I regretted the decision as soon as I saw the result - but on reflection, I do like it this way. And I'm loving the printing classes.

Monday, May 02, 2011

Recent reading





Sometimes it seems not the right time to read a book or an author. I don't know why, but there it is. This has increased my shelves full of as yet unread books, and added to the lists of as yet untried authors. Well, this recent trip has given me an opportunity to catch up on both categories: a book from my shelves, and an author long on my wish list.


The second of these is Alice Munro. For years I have read reviews of her short story collections which have encouraged my desire to read them - and yet for some unknown reason I never have. I cannot fathom it because I love the short story form and have many collections to which I return to re-read far more often than to novels. Indeed I very rarely have re-read a novel. Anyway, I happened to mention this while my husband and I were browsing in a bookshop, and lo for my last birthday I received The view from castle rock, and Too much happiness.


I started with the former. Again perhaps odd, because it is a whole, whereas the latter is a collection. Anyway, I thoroughly enjoyed The view from castle rock, in which Munro has taken facts about her ancestors in the Scottish Borders, and documented history of their emigration to Canada, and has woven a fictional life between the warp of those facts. It is more than a history, more than a biography (although the second half is about Munro as a youngster, and her life with her parents), and more than a fiction.


Perhaps it was not so odd, however, because one project I am looking at to re-stimulate my work process is that of Mapping the future: Where are you now? My thinking around this started with tentative attempts to map my past, and thus the Munro book was pertinently stimulating. And I still have the short story collection to which I can look forward .


One book of short stories I did read was again stimulated by a review - this time of Tessa Hadley's most recent novel The London train. Because we were going to Wales, and Hadley lives there I decided to try out Sunstroke and other stories. I enjoyed the collection, although I did feel that I would have become tired of them had there been many more.


The book which has been on my shelves for some years, and which I now was ready to read is The eye's mind: Bridget Riley Collected Writings. It was to my annoyance that I discovered that my edition Collected Writings 1965 - 1999 has now been superseded by a new edition: 1965 - 2009! I am nearing the end of my edition, and I am just going to have to buy the new one.
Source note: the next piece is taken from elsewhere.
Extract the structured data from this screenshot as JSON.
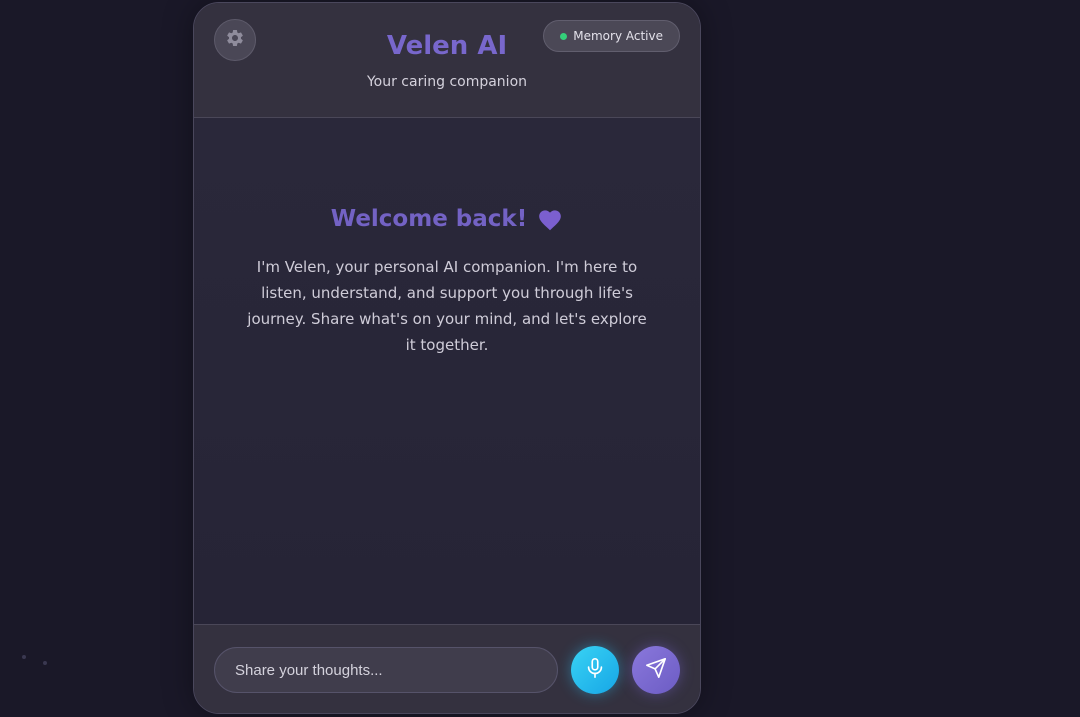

Reading Magdalena Abakanowicz on her own work and its development was such a stimulus to me that I was desperate to continue that kind of exciting input. Bridget Riley has not disappointed in the slightest. She is so focused and serious about her thinking about what it is she wants to achieve that she provides a fascinating example of single minded creativity. It is marvellous how as an abstract artist she can be so illuminating on examinations of figurative art - such as the work of Titian, Rubens, Poussin, Cezanne, Seurat, Matisse, .... It is the use of colour she is examining, but more than just that: it is the effect of the colour.



I am certainly hoping to get to London to see her current work on show at the National Gallery. When I first read Hilary Spurling's review of the show back last year I was too tied up to take time and space to visit the displays. Now I am glad that I have had this delay which has put my mind in a better position to appreciate it, both because I need it, and because I am better attuned having read Riley's thoughts on her own and others' work.

Sunday, May 01, 2011

A gulp of fresh air in Wales


Normally public holidays are quiet home times for us - but circumstances
dictated that now was the time to go, if we were to go anywhere. So off to Wales we went for a few days. These are a few of the snaps I took on what was a diverse and sunny break, which turned out to be just what I needed to recharge the run down batteries.


It is an amazing year for dandelions: millions of them everywhere! This is in the dunes at Poppit Sands.


Slate walls are everywhere, and I love the way that the ends are rounded.





An unexpected 'stain' on the rock!



Where there were no slate walls there is living basketwork round the fields.